Graduate Program

College Student Affairs

Degree Name

Master of Science (MS)

Semester of Degree Completion

Spring 2023

Thesis Director

Jon K. Coleman

Thesis Committee Member

Cindy Almon

Thesis Committee Member

Tom Michael


The purpose of this qualitative study was to find what perceptions did academic faculty have of student-athletes, if any, at a midsized Midwestern Division-I institution. The study addressed a gap in literature that existed of researched perceptions academic faculty members had of the student-athlete population as there was a lack of literature related to student-athletes through that lens. Using the Theory of Planned Behavior and Social Identity Theory for theoretical conceptualization of the data, the study was able to find tangible evidence for the existence of perceptions of student-athletes from academic faculty and what behaviors, exposure, and experiences related to student-athletes contributed to those perceptions.

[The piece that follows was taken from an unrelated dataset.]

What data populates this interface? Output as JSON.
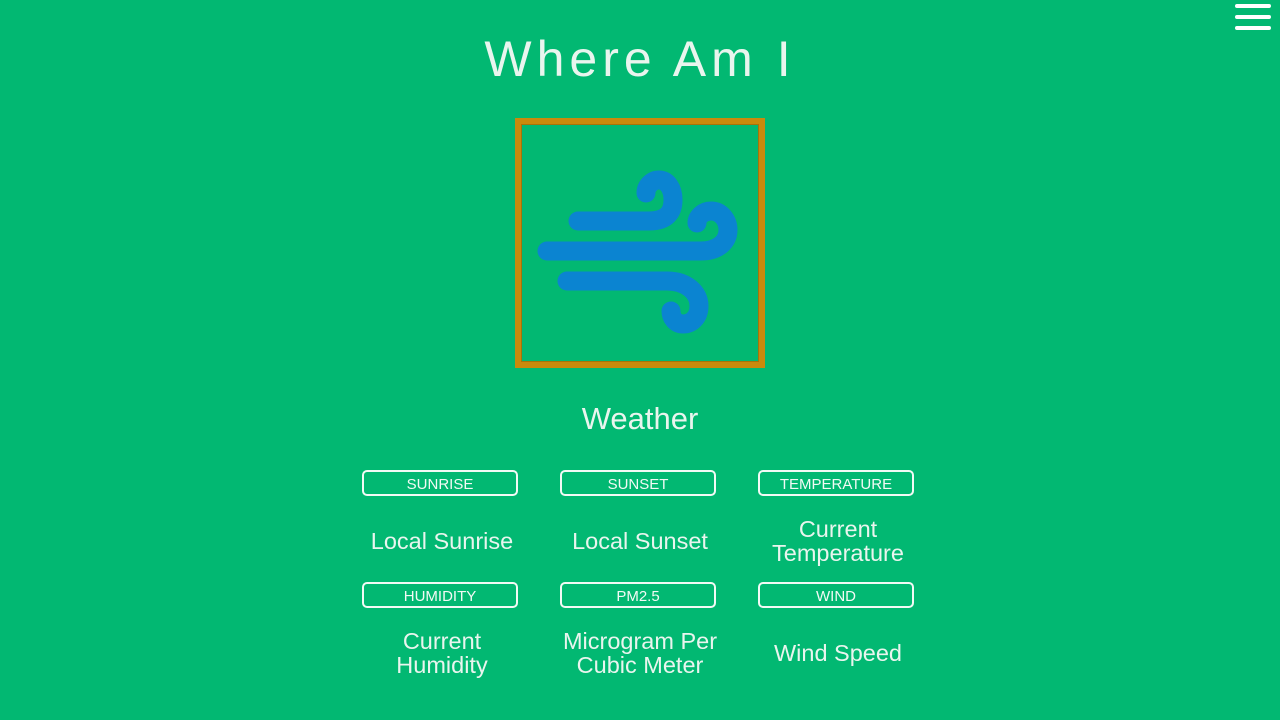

The study found that academic faculty have more positive perceptions of student-athletes when they understand the unique demands student-athletes have, when they can see the impact they make on an institution’s campus, and when they are exposed to student-athletes outside of the classroom in settings such as academic faculty office hours. Additionally, it was found that female identifying student-athletes elicited more positive perceptions from academic faculty compared to their male identifying counterparts. Similarly, student-athletes who participated on nonrevenue generating smaller teams had more positive perceptions associated to them than their counterparts on larger revenue generating teams. Strategies for improving perceptions through collaboration and communication between student- athletes, faculty, and the institutions athletics department, and recommendations for future companion studies and research are discussed within the study.